For the past 2½ years, I’ve worked as the CTO at Five Blocks while also studying epidemiology and biostatistics at Ben Gurion University, and applying that knowledge in the Clalit Health Services Research Institute in Tel Aviv. Being involved in multiple fields at the same time has given me a great opportunity to integrate different areas of knowledge and apply lessons and experiences across disciplines. While reputation management and medical research might seem completely unrelated at first, I have found many interconnections in the work that I do; I believe the cross-pollination has been fruitful.

Different Work Cultures

Medical research and internet startups have extremely different cultures. Medical research is very conservative – most researchers use software that is very old. Few engage in explicit methodological innovation; the methods are mostly taken as a given and applied to new research problems.
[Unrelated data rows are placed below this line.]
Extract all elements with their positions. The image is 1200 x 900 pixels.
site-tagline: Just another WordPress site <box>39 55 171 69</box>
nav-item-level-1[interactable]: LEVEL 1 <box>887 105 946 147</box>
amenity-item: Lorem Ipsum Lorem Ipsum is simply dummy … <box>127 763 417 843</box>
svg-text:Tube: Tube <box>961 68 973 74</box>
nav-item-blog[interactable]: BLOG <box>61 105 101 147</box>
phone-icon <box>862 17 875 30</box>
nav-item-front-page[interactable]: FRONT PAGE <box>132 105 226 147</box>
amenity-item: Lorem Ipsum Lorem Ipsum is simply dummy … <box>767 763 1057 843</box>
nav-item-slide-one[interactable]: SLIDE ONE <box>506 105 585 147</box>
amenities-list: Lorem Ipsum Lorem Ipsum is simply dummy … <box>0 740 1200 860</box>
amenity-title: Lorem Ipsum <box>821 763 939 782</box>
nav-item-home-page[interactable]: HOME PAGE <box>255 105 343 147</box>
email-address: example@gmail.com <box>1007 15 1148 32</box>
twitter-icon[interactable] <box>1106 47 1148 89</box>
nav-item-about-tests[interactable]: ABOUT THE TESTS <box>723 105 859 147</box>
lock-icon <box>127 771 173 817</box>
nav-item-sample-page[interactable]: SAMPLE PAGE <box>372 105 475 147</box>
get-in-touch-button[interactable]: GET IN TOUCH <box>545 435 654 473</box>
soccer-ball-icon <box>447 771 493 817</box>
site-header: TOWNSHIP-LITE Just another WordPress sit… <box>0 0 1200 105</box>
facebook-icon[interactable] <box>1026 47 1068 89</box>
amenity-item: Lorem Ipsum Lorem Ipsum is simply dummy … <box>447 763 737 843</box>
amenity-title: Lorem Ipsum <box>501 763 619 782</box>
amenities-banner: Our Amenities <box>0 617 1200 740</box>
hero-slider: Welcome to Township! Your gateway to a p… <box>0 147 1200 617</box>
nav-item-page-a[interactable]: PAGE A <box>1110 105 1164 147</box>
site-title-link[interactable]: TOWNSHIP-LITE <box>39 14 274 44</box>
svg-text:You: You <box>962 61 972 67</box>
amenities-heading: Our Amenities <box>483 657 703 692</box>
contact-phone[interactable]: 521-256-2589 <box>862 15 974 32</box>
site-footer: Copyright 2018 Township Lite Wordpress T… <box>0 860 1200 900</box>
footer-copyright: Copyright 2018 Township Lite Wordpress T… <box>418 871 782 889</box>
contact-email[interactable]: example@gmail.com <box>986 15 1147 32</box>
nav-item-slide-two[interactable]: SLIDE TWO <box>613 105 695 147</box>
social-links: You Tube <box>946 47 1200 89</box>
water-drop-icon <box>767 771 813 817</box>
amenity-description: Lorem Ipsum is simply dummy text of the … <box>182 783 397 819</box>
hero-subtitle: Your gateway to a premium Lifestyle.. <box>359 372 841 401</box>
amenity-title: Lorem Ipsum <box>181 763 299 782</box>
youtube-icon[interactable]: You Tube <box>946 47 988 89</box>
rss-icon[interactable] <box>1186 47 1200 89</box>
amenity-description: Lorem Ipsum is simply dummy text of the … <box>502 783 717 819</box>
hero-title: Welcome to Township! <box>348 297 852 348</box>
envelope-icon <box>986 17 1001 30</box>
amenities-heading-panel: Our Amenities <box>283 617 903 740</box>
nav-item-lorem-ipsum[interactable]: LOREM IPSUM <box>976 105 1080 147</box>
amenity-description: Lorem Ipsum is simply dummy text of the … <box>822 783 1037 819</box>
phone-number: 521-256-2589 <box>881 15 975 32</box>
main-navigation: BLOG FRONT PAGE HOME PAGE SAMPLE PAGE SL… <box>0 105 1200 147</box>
In the world of online business, by contrast, things change fast. Nobody wants to be using last years device, operating system, software, or SEO tactics. There is a recognition that if you are working the same way you did last year, you are falling behind more innovative competitors. This leads to agile business processes that are constantly being refined and made more lean and efficient.

But while medical research lags in efficiency, it has much to teach the reputation management and marketing communities about scientific rigor. The culture of peer reviewed research and formal modeling of variables is far ahead of what passes for “analysis” in the online business world. Most of the “evidence” used for internal business analysis would be considered hearsay by the readership of a medical journal.

Common Challenges

One area that I have found to be common between both fields is the importance of proper data management. When I learned about computer science in college, the main focus was on programming, either procedural or object oriented. Since then, the scale of data available to even the smallest business has skyrocketed. The problem of how to maintain order in all that deluge of data has become very significant. Whether looking at the problem of a brand’s reputation across the internet, or at a medical research question that impacts a large population, the data collection process is much more substantial than one might think. Furthermore, the management of that data, once it has been collected, becomes a task unto itself. It is impossible in real-world conditions to keep data rigidly structured, and thus coping with heterogeneous data becomes another major challenge. As we use different technologies at Five Blocks from those used at Clalit, I’ve had the opportunity to see how different toolkits are used to address these issues.

Another important commonality is the need for visualization. It might be obvious that busy executives, especially those who are not strong on math, would prefer charts over raw numerical data. But I think even career statisticians and math nerds also share the same need. In our information-rich environment, the ability to summarize reams of data points into an intuitive chart is extremely valuable. Ultimately it reduces the cognitive load required to perceive the meaning implied by the data.

Choosing the right mode of data analysis for the job is another important job that applies both in medical research and in reputation management. Medical researchers speak about randomized controlled trials. Web marketers are familiar with A/B testing. But these are essentially the same study design. Business people know about automated data mining for sales optimization, while epidemiologists are more comfortable with manually built regression models. Knowing how to use the full range of analytical tools available gives us many more choices and ensures that we can select the right one for the task at hand.

Ultimately, I think that the science and art of collecting, storing, analyzing and presenting data is really a field unto itself. For this reason, we can learn a great deal from how it is practiced in different fields of application. Often, within a particular industry there is an echo chamber effect, where the same methods and tools are used by all practitioners. By exploring how other industries address similar challenges, we can enrich our perspective and diversify our toolbox.